Kythe indexer for TypeScript

Development

Dependencies

Install yarn, then run it with no arguments to download dependencies.

You also need an install of the kythe tools like entrystream and verifier, and point the KYTHE environment variable at the path to it. You can either get these by building Kythe or by downloading the Kythe binaries from the Kythe releases page.

Commands

Run yarn run build to compile the TypeScript once.

Run yarn run watch to start the TypeScript compiler in watch mode, which keeps the built program up to date. Use this while developing.

Run yarn run browse to run the main binary, which opens the Kythe browser against a sample file. (You might need to set $KYTHE to your Kythe path first.)

Run yarn test to run the test suite. (You'll need to have built first.)

Run yarn run fmt to autoformat the source code. (Better, configure your editor to run clang-format on save.)

Writing tests

By default in TypeScript, files are “scripts”, where every declaration is in the global scope. If the file has any import or export declaration, they become a “module”, where declarations are local. To make tests isolated from one another, prefix each test with an export {} to make them modules. In larger TypeScript projects this doesn't come up because all files are modules.

Design notes

Separate compilation

The Google TypeScript build relies heavily on TypeScript's --declaration flag to enable separate compilation. The way this works is that after compiling library A, we generate -- using that flag -- the “API shape” of A into a.d.ts. Then when compiling a library B that uses A, we compile b.ts and a.d.ts together. The Kythe process sees the same files as well.

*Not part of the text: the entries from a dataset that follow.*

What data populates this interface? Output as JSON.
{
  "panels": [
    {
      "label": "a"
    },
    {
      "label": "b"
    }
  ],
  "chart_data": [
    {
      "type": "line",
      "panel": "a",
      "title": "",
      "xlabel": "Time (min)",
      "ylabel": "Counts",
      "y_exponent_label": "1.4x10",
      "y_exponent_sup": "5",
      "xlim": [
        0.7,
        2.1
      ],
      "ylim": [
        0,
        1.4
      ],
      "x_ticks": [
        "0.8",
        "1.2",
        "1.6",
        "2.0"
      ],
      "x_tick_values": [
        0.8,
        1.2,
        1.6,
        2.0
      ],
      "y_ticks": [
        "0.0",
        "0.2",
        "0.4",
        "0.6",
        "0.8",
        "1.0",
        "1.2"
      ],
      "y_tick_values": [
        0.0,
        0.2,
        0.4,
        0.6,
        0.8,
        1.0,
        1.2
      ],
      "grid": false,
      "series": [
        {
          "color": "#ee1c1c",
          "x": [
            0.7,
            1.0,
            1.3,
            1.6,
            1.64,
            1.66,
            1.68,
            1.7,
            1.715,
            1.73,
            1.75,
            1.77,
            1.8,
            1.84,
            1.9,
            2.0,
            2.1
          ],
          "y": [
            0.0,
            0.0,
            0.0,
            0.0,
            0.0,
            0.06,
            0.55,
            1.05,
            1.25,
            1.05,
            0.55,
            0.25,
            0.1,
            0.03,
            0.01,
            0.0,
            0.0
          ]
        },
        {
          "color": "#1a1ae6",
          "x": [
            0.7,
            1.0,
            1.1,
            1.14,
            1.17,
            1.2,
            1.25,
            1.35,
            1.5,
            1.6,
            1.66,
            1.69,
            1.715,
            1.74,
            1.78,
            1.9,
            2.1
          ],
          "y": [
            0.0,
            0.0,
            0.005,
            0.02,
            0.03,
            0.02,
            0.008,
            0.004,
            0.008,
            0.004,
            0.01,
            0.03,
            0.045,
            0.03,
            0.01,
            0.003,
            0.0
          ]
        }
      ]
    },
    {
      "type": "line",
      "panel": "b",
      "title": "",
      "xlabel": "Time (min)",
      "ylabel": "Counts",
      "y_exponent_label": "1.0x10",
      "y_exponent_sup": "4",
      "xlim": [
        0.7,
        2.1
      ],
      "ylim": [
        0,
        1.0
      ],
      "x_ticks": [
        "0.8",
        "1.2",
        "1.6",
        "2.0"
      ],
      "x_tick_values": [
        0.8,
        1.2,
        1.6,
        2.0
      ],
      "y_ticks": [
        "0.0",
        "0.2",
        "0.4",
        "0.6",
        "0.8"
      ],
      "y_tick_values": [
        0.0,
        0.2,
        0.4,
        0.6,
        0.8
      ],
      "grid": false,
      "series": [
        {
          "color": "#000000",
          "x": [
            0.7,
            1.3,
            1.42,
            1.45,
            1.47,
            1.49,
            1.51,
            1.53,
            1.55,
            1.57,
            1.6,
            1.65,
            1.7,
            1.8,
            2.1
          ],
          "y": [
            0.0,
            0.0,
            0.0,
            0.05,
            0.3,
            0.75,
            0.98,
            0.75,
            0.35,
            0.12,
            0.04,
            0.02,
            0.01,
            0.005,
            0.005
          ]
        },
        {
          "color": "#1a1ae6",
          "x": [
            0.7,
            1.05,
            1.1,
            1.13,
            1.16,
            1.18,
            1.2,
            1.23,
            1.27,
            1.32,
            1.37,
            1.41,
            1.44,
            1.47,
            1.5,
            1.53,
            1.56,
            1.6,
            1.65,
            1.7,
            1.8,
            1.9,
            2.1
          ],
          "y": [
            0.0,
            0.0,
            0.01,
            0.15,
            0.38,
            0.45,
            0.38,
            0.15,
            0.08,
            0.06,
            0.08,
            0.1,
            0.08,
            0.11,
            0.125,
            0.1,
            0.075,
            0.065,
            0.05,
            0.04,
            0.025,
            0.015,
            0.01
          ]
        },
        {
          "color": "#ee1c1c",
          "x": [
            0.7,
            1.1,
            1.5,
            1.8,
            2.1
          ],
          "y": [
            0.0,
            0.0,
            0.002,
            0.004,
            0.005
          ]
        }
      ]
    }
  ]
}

What this means for indexing design is that a TypeScript compilation may see only the generated shape of a module, and not its internals. For example, given a file like

class C {
  get x(): string { return 'x'; }
}

The generated .d.ts file for it describes this getter as if it was a readonly property:

class C {
  readonly x: string;
}

In practice, what this means is that code should not assume it can to “peek into” another module to determine the VNames of entities. Instead, when looking at some hypothetical code that accesses the x member of an instance of C, we should use a consistent naming scheme to refer to x.

Choosing VNames

In code like:

let x = 3;
x;

the TypeScript compiler resolves the xs together into a single Symbol object. This concept maps nicely to Kythe's VName concept except that Symbols do not themselves have unique names.

You might at first think that you could just, at the let x line, choose a name for the Symbol there and then reuse it for subsequent references. But it's not guaranteed that you syntactically encounter a definition before its use, because code like this is legal:

x();
function x() {}

So the current approach instead starts from the Symbol, then from there jumps to the declarations of the Symbol, which then point to syntactic positions (like the function above), and then from there maps the declaration back to the containing scopes to choose a unique name.

This seems to work so far but we might need to revisit it. I'm not yet clear on whether this approach is correct for symbols with declarations in multiple modules, for example.

Module name

A file foo/bar.ts has an associated module name foo/bar. This is distinct (without the extension) because it's also possible to define that module via other file names, such as foo/bar.d.ts, and all such files all define into the single extension-less namespace.

TypeScript's rootDirs, which merge directories into a single shared namespace (e.g. like the way . and bazel-bin are merged in bazel), also are collapsed when computing a module name. In the test suite we use a fake-genfiles directory to recreate a rootDirs environment.

Semantic VNames (like an exported value) use the module name as the ‘path’ field of the VName. VNames that refer specifically to the file, such as the file text, use the real path of the file (including the extension).